Frequent naps are linked to increased risk of hypertension and stroke

While short naps have been proven to have many positive health effects, a recent study warned against too frequent sleep breaks. A correlation between regular naps and a higher risk of hypertension and stroke has indeed been established by this work, published on Monday in the scientific journal Hypertension.

This link was identified by researchers at Central South University in China from data contained in the Biobank database. The latter compiled between 2006 and 2010 the medical information of 500,000 British adults aged 40 to 69. Surveys had also been conducted with these participants about naps, specifies Slate.

12% increased risk of hypertension

The study first made it possible to identify the typical profile of the amateur of regular naps. These are most often men who “smoked, drank daily, had a lower level of education and income and reported both insomnia and snoring”, found the scientists. They would have a total risk of hypertension increased by 12% and a risk of stroke increased by 24%.

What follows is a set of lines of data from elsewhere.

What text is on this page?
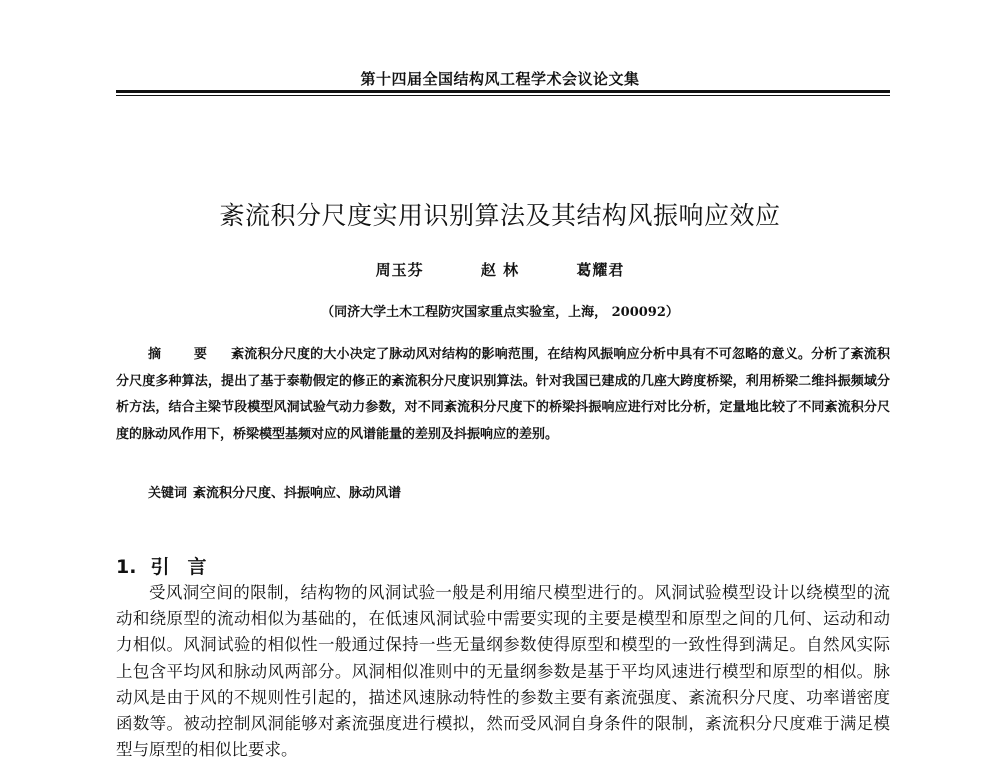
第十四届全国结构风工程学术会议论文集
紊流积分尺度实用识别算法及其结构风振响应效应
周玉芬	赵 林	葛耀君
（同济大学土木工程防灾国家重点实验室，上海， 200092）

摘 要 紊流积分尺度的大小决定了脉动风对结构的影响范围，在结构风振响应分析中具有不可忽略的意义。分析了紊流积分尺度多种算法，提出了基于泰勒假定的修正的紊流积分尺度识别算法。针对我国已建成的几座大跨度桥梁，利用桥梁二维抖振频域分析方法，结合主梁节段模型风洞试验气动力参数，对不同紊流积分尺度下的桥梁抖振响应进行对比分析，定量地比较了不同紊流积分尺度的脉动风作用下，桥梁模型基频对应的风谱能量的差别及抖振响应的差别。

关键词 紊流积分尺度、抖振响应、脉动风谱
1. 引言

受风洞空间的限制，结构物的风洞试验一般是利用缩尺模型进行的。风洞试验模型设计以绕模型的流动和绕原型的流动相似为基础的，在低速风洞试验中需要实现的主要是模型和原型之间的几何、运动和动力相似。风洞试验的相似性一般通过保持一些无量纲参数使得原型和模型的一致性得到满足。自然风实际上包含平均风和脉动风两部分。风洞相似准则中的无量纲参数是基于平均风速进行模型和原型的相似。脉动风是由于风的不规则性引起的，描述风速脉动特性的参数主要有紊流强度、紊流积分尺度、功率谱密度函数等。被动控制风洞能够对紊流强度进行模拟，然而受风洞自身条件的限制，紊流积分尺度难于满足模型与原型的相似比要求。
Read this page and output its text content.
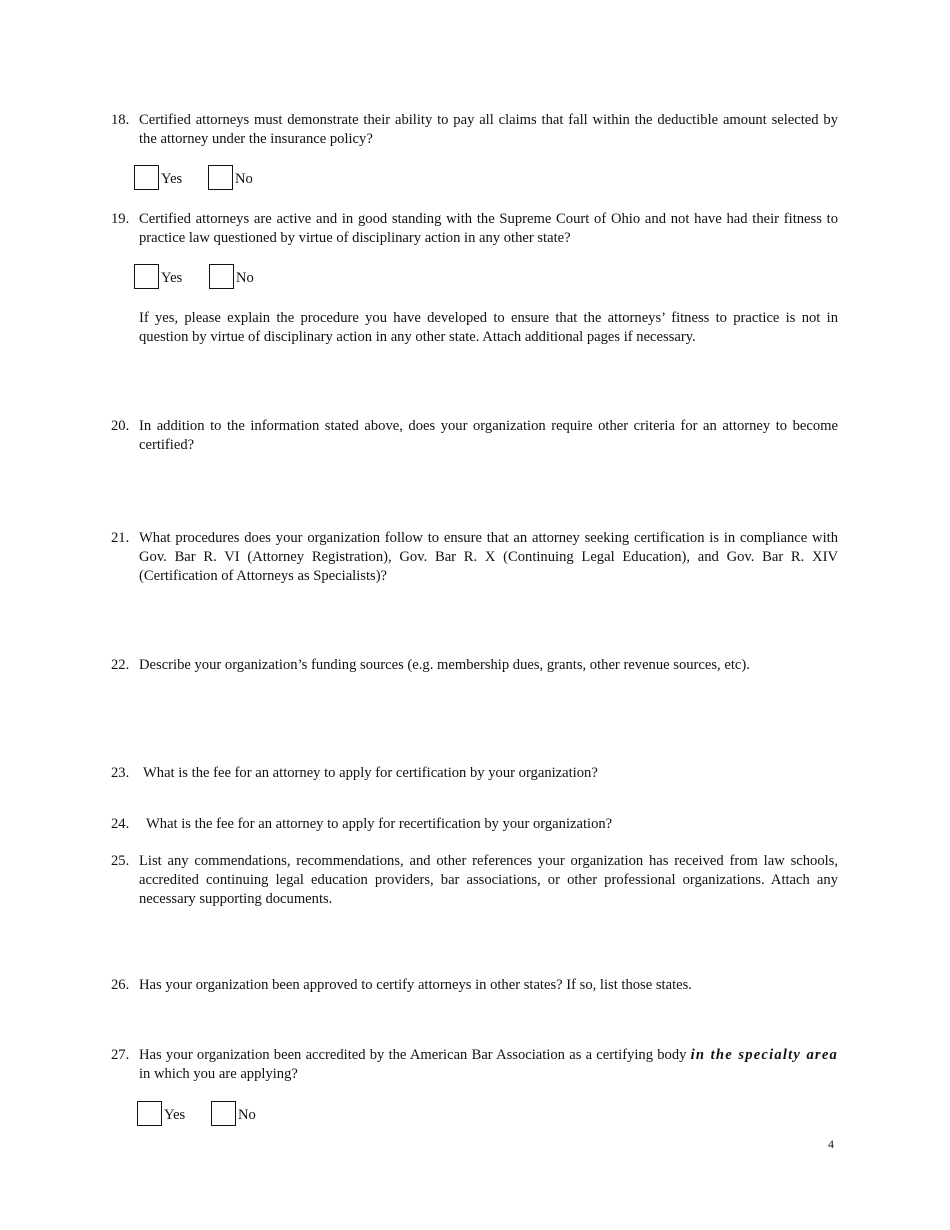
18. Certified attorneys must demonstrate their ability to pay all claims that fall within the deductible amount selected by the attorney under the insurance policy?
Yes	No
19. Certified attorneys are active and in good standing with the Supreme Court of Ohio and not have had their fitness to practice law questioned by virtue of disciplinary action in any other state?
Yes	No
If yes, please explain the procedure you have developed to ensure that the attorneys’ fitness to practice is not in question by virtue of disciplinary action in any other state. Attach additional pages if necessary.
20. In addition to the information stated above, does your organization require other criteria for an attorney to become certified?
21. What procedures does your organization follow to ensure that an attorney seeking certification is in compliance with Gov. Bar R. VI (Attorney Registration), Gov. Bar R. X (Continuing Legal Education), and Gov. Bar R. XIV (Certification of Attorneys as Specialists)?
22. Describe your organization’s funding sources (e.g. membership dues, grants, other revenue sources, etc).
23. What is the fee for an attorney to apply for certification by your organization?
24. What is the fee for an attorney to apply for recertification by your organization?
25. List any commendations, recommendations, and other references your organization has received from law schools, accredited continuing legal education providers, bar associations, or other professional organizations. Attach any necessary supporting documents.
26. Has your organization been approved to certify attorneys in other states? If so, list those states.
27. Has your organization been accredited by the American Bar Association as a certifying body in the specialty area in which you are applying?
Yes	No
4
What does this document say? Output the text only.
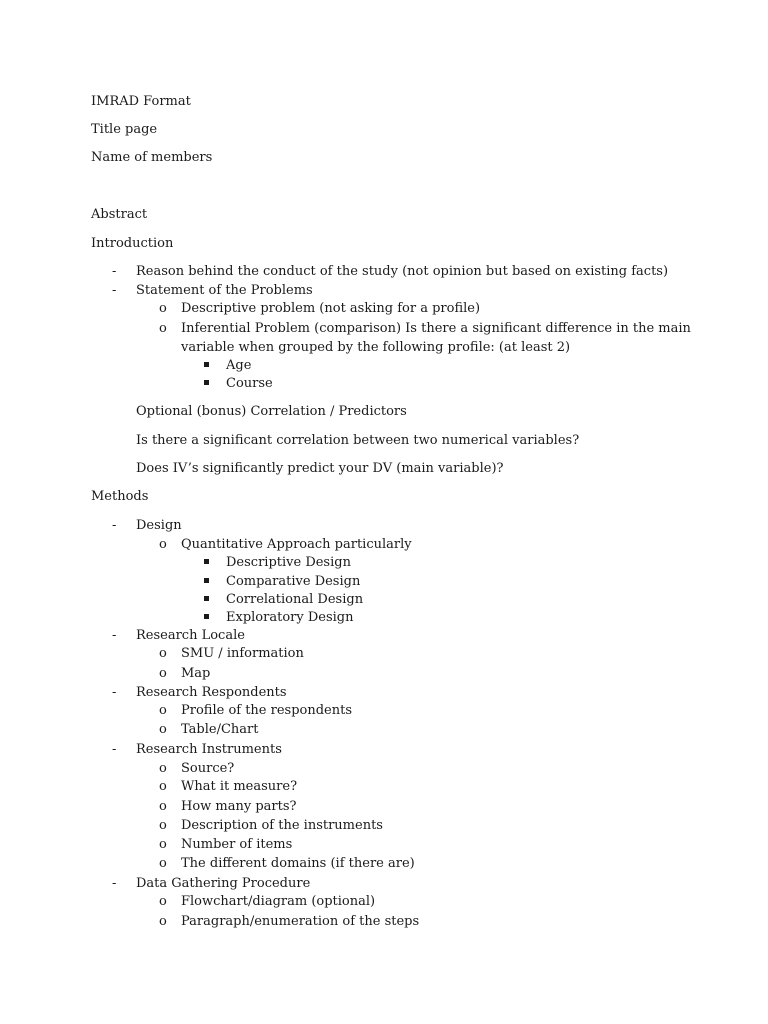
IMRAD Format
Title page
Name of members
Abstract
Introduction
- Reason behind the conduct of the study (not opinion but based on existing facts)
- Statement of the Problems
o Descriptive problem (not asking for a profile)
o Inferential Problem (comparison) Is there a significant difference in the main
variable when grouped by the following profile: (at least 2)
Age
Course
Optional (bonus) Correlation / Predictors
Is there a significant correlation between two numerical variables?
Does IV’s significantly predict your DV (main variable)?
Methods
- Design
o Quantitative Approach particularly
Descriptive Design
Comparative Design
Correlational Design
Exploratory Design
- Research Locale
o SMU / information
o Map
- Research Respondents
o Profile of the respondents
o Table/Chart
- Research Instruments
o Source?
o What it measure?
o How many parts?
o Description of the instruments
o Number of items
o The different domains (if there are)
- Data Gathering Procedure
o Flowchart/diagram (optional)
o Paragraph/enumeration of the steps
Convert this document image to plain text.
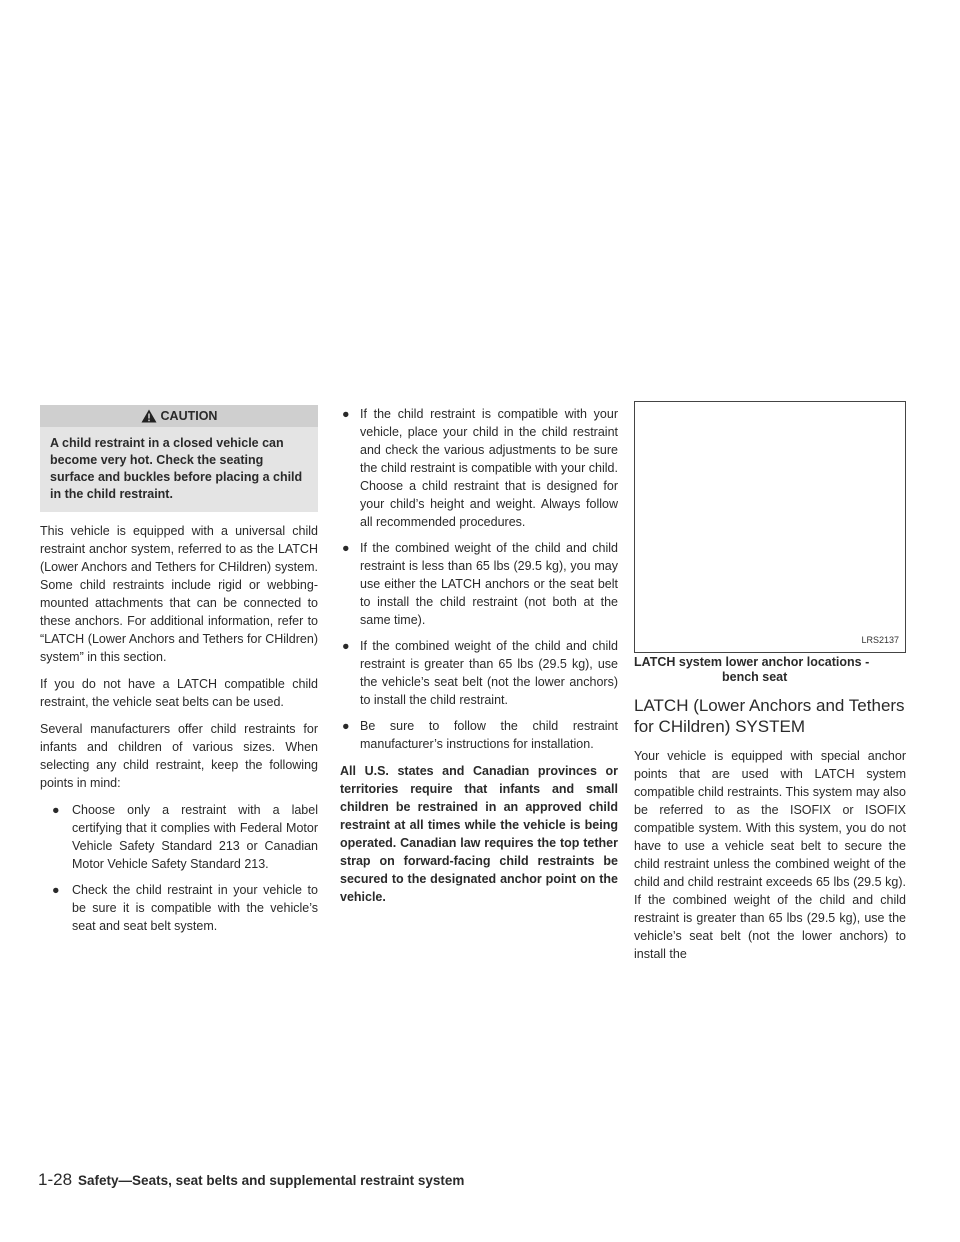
CAUTION
A child restraint in a closed vehicle can become very hot. Check the seating surface and buckles before placing a child in the child restraint.

This vehicle is equipped with a universal child restraint anchor system, referred to as the LATCH (Lower Anchors and Tethers for CHildren) system. Some child restraints include rigid or webbing-mounted attachments that can be connected to these anchors. For additional information, refer to “LATCH (Lower Anchors and Tethers for CHildren) system” in this section.

If you do not have a LATCH compatible child restraint, the vehicle seat belts can be used.

Several manufacturers offer child restraints for infants and children of various sizes. When selecting any child restraint, keep the following points in mind:

● Choose only a restraint with a label certifying that it complies with Federal Motor Vehicle Safety Standard 213 or Canadian Motor Vehicle Safety Standard 213.
● Check the child restraint in your vehicle to be sure it is compatible with the vehicle’s seat and seat belt system.
● If the child restraint is compatible with your vehicle, place your child in the child restraint and check the various adjustments to be sure the child restraint is compatible with your child. Choose a child restraint that is designed for your child’s height and weight. Always follow all recommended procedures.
● If the combined weight of the child and child restraint is less than 65 lbs (29.5 kg), you may use either the LATCH anchors or the seat belt to install the child restraint (not both at the same time).
● If the combined weight of the child and child restraint is greater than 65 lbs (29.5 kg), use the vehicle’s seat belt (not the lower anchors) to install the child restraint.
● Be sure to follow the child restraint manufacturer’s instructions for installation.

All U.S. states and Canadian provinces or territories require that infants and small children be restrained in an approved child restraint at all times while the vehicle is being operated. Canadian law requires the top tether strap on forward-facing child restraints be secured to the designated anchor point on the vehicle.

LRS2137
LATCH system lower anchor locations -
bench seat
LATCH (Lower Anchors and Tethers for CHildren) SYSTEM

Your vehicle is equipped with special anchor points that are used with LATCH system compatible child restraints. This system may also be referred to as the ISOFIX or ISOFIX compatible system. With this system, you do not have to use a vehicle seat belt to secure the child restraint unless the combined weight of the child and child restraint exceeds 65 lbs (29.5 kg). If the combined weight of the child and child restraint is greater than 65 lbs (29.5 kg), use the vehicle’s seat belt (not the lower anchors) to install the

1-28 Safety—Seats, seat belts and supplemental restraint system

However, these additional risks would not be directly related to the nap, but rather to its underlying cause: lack of sleep. “Poor nighttime sleep is associated with poorer health, and naps aren’t enough to compensate for that,” explained clinical psychologist and sleep expert Michael Grandner.

A direct or indirect link

The track of an increase in the risk of stroke caused directly by the nap is nevertheless not to be excluded. A 2008 study, for example, showed that napping could increase blood pressure, and with it the risk of stroke.